Enabling Waypoint Generation for Collaborative Robots using LLMs and Mixed Reality
Cathy Mengying Fang, Krzysztof Zieliński, Pattie Maes, Joe Paradiso, Bruce Blumberg, Mikkel Baun Kjærgaard
TL;DR
This paper tackles the barrier of programming collaborative robots for SMEs by replacing hand-coded scripts with a natural-language interface powered by large language models (LLMs). The authors integrate LLMs with a Mixed Reality (AR) workflow in Unity, a 3D scene model, and URScript to generate and visualize robot waypoints in real time, enabling end-to-end planning from language to execution. A key contribution is an end-to-end framework that previews the planned trajectory in AR and then streams the validated waypoint sequence to a UR robot, demonstrated on a pick-and-place task; they also present initial exploration of expressive robot skills via few-shot animations.
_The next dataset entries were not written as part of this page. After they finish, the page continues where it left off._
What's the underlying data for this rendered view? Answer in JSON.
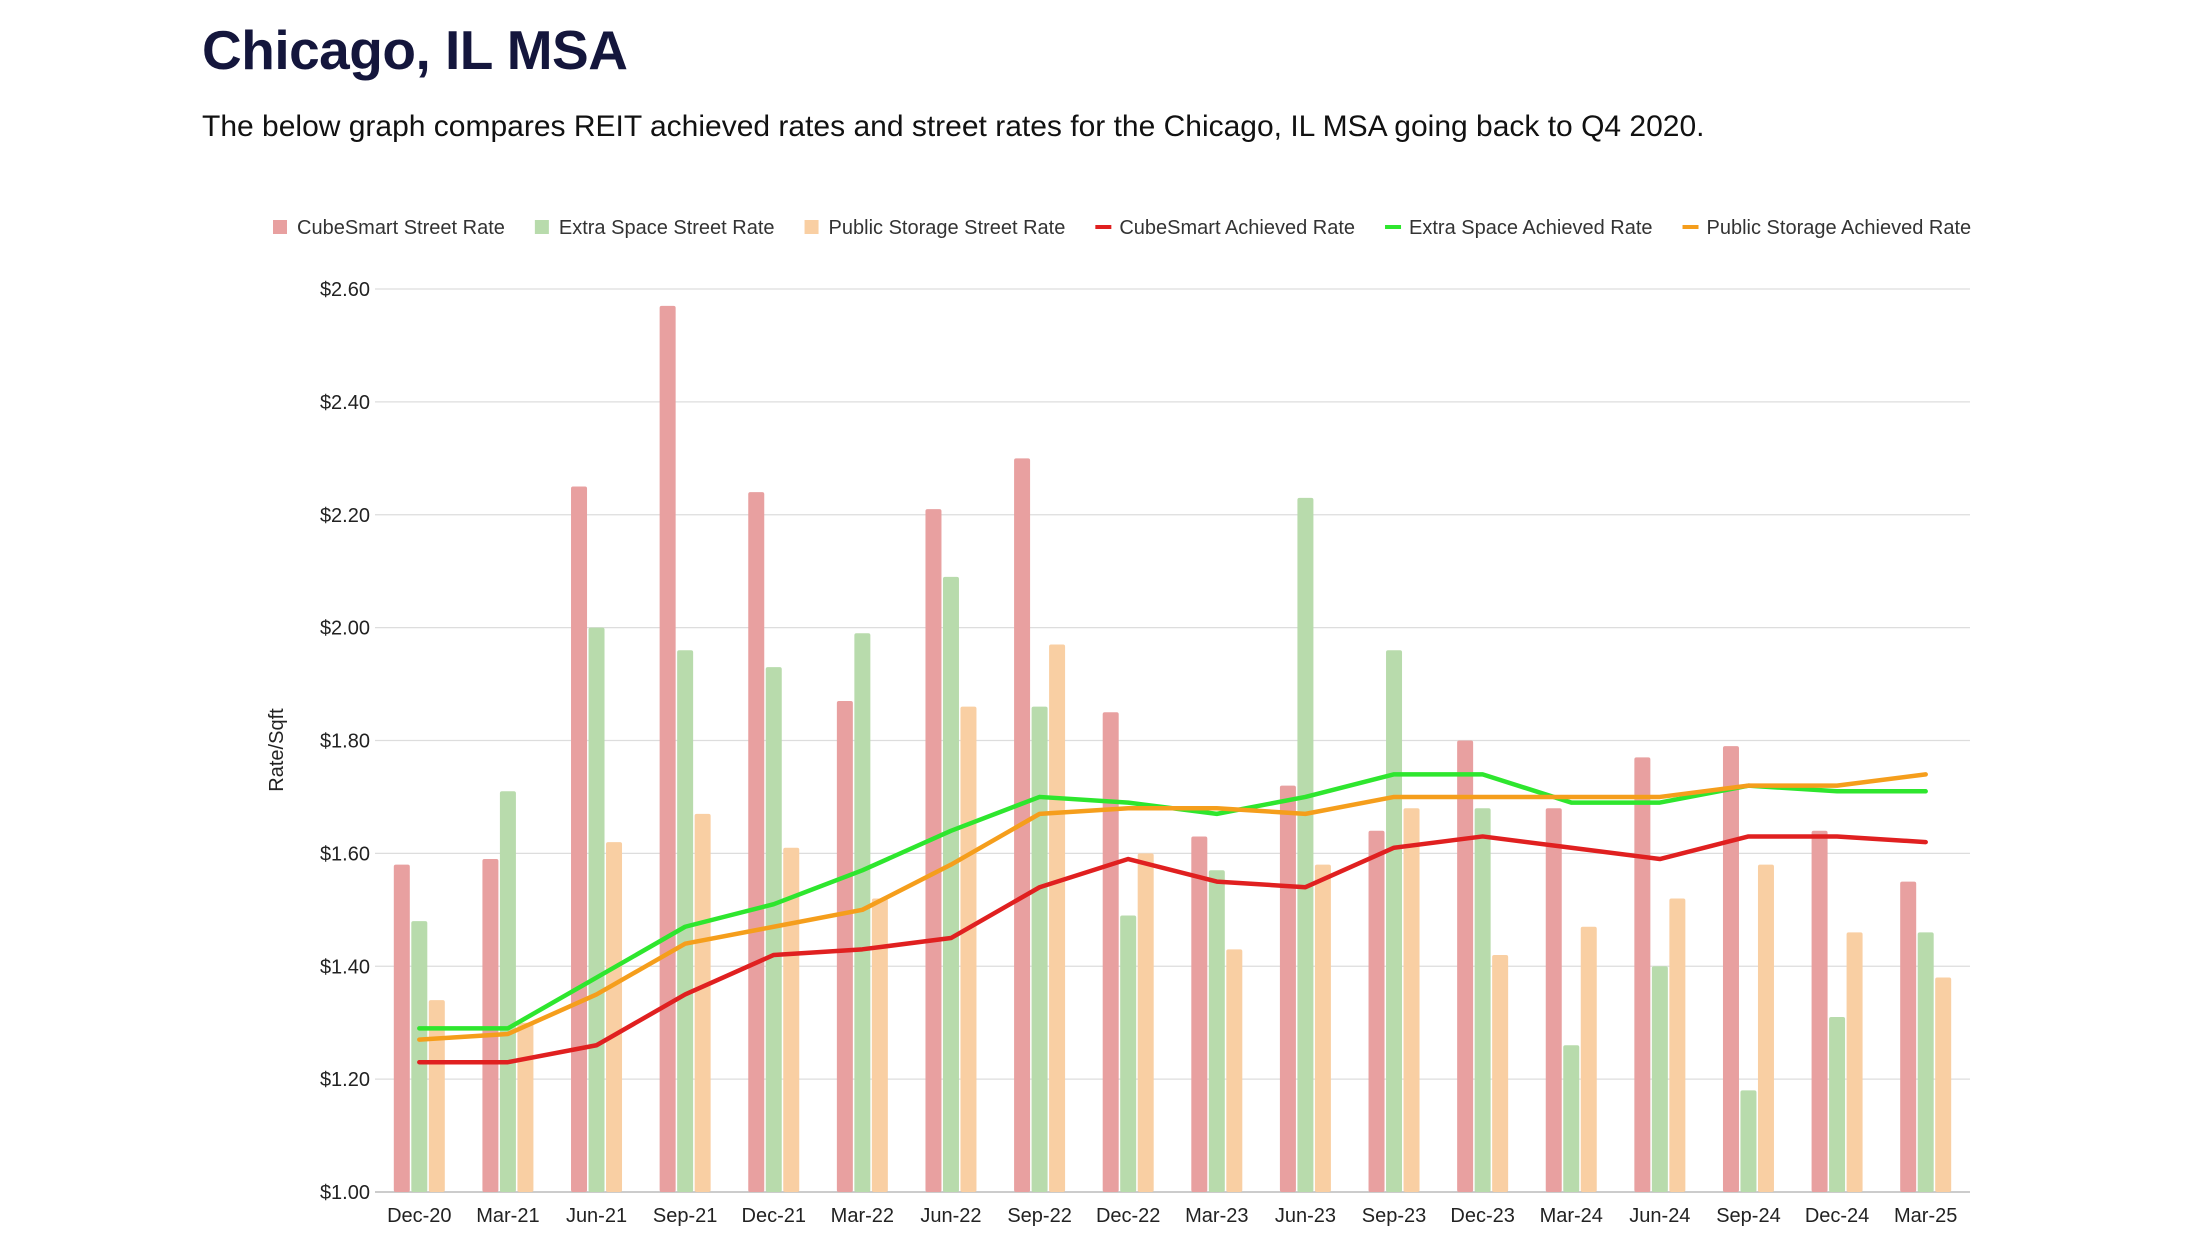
{
  "page": {
    "title": "Chicago, IL MSA",
    "subtitle": "The below graph compares REIT achieved rates and street rates for the Chicago, IL MSA going back to Q4 2020."
  },
  "chart_data": {
    "type": "bar",
    "title": "",
    "xlabel": "",
    "ylabel": "Rate/Sqft",
    "ylim": [
      1.0,
      2.6
    ],
    "yticks": [
      1.0,
      1.2,
      1.4,
      1.6,
      1.8,
      2.0,
      2.2,
      2.4,
      2.6
    ],
    "ytick_labels": [
      "$1.00",
      "$1.20",
      "$1.40",
      "$1.60",
      "$1.80",
      "$2.00",
      "$2.20",
      "$2.40",
      "$2.60"
    ],
    "grid": true,
    "legend_position": "top",
    "categories": [
      "Dec-20",
      "Mar-21",
      "Jun-21",
      "Sep-21",
      "Dec-21",
      "Mar-22",
      "Jun-22",
      "Sep-22",
      "Dec-22",
      "Mar-23",
      "Jun-23",
      "Sep-23",
      "Dec-23",
      "Mar-24",
      "Jun-24",
      "Sep-24",
      "Dec-24",
      "Mar-25"
    ],
    "series": [
      {
        "name": "CubeSmart Street Rate",
        "kind": "bar",
        "color": "#e8a0a0",
        "values": [
          1.58,
          1.59,
          2.25,
          2.57,
          2.24,
          1.87,
          2.21,
          2.3,
          1.85,
          1.63,
          1.72,
          1.64,
          1.8,
          1.68,
          1.77,
          1.79,
          1.64,
          1.55
        ]
      },
      {
        "name": "Extra Space Street Rate",
        "kind": "bar",
        "color": "#b8dbac",
        "values": [
          1.48,
          1.71,
          2.0,
          1.96,
          1.93,
          1.99,
          2.09,
          1.86,
          1.49,
          1.57,
          2.23,
          1.96,
          1.68,
          1.26,
          1.4,
          1.18,
          1.31,
          1.46
        ]
      },
      {
        "name": "Public Storage Street Rate",
        "kind": "bar",
        "color": "#f9cfa3",
        "values": [
          1.34,
          1.3,
          1.62,
          1.67,
          1.61,
          1.52,
          1.86,
          1.97,
          1.6,
          1.43,
          1.58,
          1.68,
          1.42,
          1.47,
          1.52,
          1.58,
          1.46,
          1.38
        ]
      },
      {
        "name": "CubeSmart Achieved Rate",
        "kind": "line",
        "color": "#e02020",
        "values": [
          1.23,
          1.23,
          1.26,
          1.35,
          1.42,
          1.43,
          1.45,
          1.54,
          1.59,
          1.55,
          1.54,
          1.61,
          1.63,
          1.61,
          1.59,
          1.63,
          1.63,
          1.62
        ]
      },
      {
        "name": "Extra Space Achieved Rate",
        "kind": "line",
        "color": "#2ee62e",
        "values": [
          1.29,
          1.29,
          1.38,
          1.47,
          1.51,
          1.57,
          1.64,
          1.7,
          1.69,
          1.67,
          1.7,
          1.74,
          1.74,
          1.69,
          1.69,
          1.72,
          1.71,
          1.71
        ]
      },
      {
        "name": "Public Storage Achieved Rate",
        "kind": "line",
        "color": "#f59e1c",
        "values": [
          1.27,
          1.28,
          1.35,
          1.44,
          1.47,
          1.5,
          1.58,
          1.67,
          1.68,
          1.68,
          1.67,
          1.7,
          1.7,
          1.7,
          1.7,
          1.72,
          1.72,
          1.74
        ]
      }
    ]
  }
}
The work has practical impact by lowering automation barriers and enabling intuitive human-robot collaboration in real-world settings.
Abstract
Programming a robotic is a complex task, as it demands the user to have a good command of specific programming languages and awareness of the robot's physical constraints. We propose a framework that simplifies robot deployment by allowing direct communication using natural language. It uses large language models (LLM) for prompt processing, workspace understanding, and waypoint generation. It also employs Augmented Reality (AR) to provide visual feedback of the planned outcome. We showcase the effectiveness of our framework with a simple pick-and-place task, which we implement on a real robot. Moreover, we present an early concept of expressive robot behavior and skill generation that can be used to communicate with the user and learn new skills (e.g., object grasping).